Wildcat does not delve deeply into more recent criticism of O’Connor as racially tainted. Director Hawke was aware of the suggestions of racist content in O’Connor’s writing and in her personal correspondence, but rather than seeking to whitewash the author’s reputation, he approached the racism question with honesty and even-handedness. A number of scenes in Wildcat, in fact, have the Flannery O’Connor character upbraiding family members for their genteel pretensions and their unctuous condescension toward Black neighbors.

In a guest column in the Sept. 3 issue of Variety magazine, Hawke expanded on his decision to move forward with the film despite uncertainties as to O’Connor’s true feelings about race. “I don’t know if O’Connor always condemned it [racism] but she certainly acknowledged it in herself and painted a harsh picture of its ugliness,” Hawke wrote.

Taken together, the Startling Figures book and the Wildcat film make a convincing case for O’Connor’s use of violent and disturbing scenarios to force her audience to consider the purpose of suffering and the bitter medicine of a saving grace.

The film and book also stay true to many of O’Connor’s deeply held thoughts on what wisdom a Catholic writer can impart to her reading audience. As O’Connor once wrote in one of her many essays, “All my stories are about the action of grace on a character who is not willing to support it, but most people think of these stories as hard, hopeless and brutal. … My subject in fiction is the action of grace in territory held largely by the devil.”

Startling Figures author O’Connell believes O’Connor’s use of violence as a literary technique provoking readers into a new awareness is something all committed Catholic novelists might want to consider.
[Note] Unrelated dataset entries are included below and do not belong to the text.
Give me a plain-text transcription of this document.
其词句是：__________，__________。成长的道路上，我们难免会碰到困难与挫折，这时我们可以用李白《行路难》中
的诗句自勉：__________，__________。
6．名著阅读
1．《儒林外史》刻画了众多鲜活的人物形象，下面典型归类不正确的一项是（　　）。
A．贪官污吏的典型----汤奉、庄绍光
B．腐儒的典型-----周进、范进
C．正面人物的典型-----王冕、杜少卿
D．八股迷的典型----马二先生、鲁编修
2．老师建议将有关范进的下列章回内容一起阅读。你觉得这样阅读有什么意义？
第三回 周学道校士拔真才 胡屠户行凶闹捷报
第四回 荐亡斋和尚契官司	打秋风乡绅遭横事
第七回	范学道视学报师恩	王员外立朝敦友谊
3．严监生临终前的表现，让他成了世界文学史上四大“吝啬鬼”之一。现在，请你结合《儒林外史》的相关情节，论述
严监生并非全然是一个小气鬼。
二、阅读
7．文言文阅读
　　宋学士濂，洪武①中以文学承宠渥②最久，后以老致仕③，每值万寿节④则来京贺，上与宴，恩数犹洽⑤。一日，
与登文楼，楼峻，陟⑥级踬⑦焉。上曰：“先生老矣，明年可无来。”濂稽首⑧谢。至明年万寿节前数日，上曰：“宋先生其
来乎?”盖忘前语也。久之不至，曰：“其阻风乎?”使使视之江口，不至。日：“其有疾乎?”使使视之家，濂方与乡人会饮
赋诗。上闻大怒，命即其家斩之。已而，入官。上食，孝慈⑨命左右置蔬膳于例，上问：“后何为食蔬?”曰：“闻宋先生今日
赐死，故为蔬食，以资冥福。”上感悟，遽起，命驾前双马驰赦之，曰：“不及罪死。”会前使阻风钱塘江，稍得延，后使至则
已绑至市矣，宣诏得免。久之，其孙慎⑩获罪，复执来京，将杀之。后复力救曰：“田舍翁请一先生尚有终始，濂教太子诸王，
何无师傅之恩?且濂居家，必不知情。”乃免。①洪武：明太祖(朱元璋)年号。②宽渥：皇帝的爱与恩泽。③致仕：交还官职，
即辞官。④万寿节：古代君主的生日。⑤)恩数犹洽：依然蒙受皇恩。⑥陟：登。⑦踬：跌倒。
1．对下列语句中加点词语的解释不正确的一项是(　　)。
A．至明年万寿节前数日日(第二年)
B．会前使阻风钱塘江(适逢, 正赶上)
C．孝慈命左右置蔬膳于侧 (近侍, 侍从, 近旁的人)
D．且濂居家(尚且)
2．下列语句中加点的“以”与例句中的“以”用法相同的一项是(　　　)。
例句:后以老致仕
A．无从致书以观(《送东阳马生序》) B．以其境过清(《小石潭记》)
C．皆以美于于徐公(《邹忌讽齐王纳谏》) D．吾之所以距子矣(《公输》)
“Violence in these stories is not an end unto itself,” O’Connell observes. “Instead, it becomes a kairotic [opportune] moment in which the individual can make a definite change in who she is and what she believes. In addition, Catholic authors consistently use violence as a means to unsettle their audience and force their readers to ask questions about just what happened in the story, and why. For the Catholic author, the answers to these questions often point toward a sacramental worldview that includes the possibility of the presence of God.”

As an academic exercise, Startling Figures doesn’t pack the emotional punch and urgency of Wildcat the film. Nonetheless, O’Connell’s book presents readers with a compelling new framework to appreciate O’Connor’s place as a mid-20th-century Southern Catholic writer struggling to convey through her art and her suffering how divine grace can still be found in the most unlikely of circumstances.

Mike Mastromatteo is a writer, editor and book reviewer from Toronto.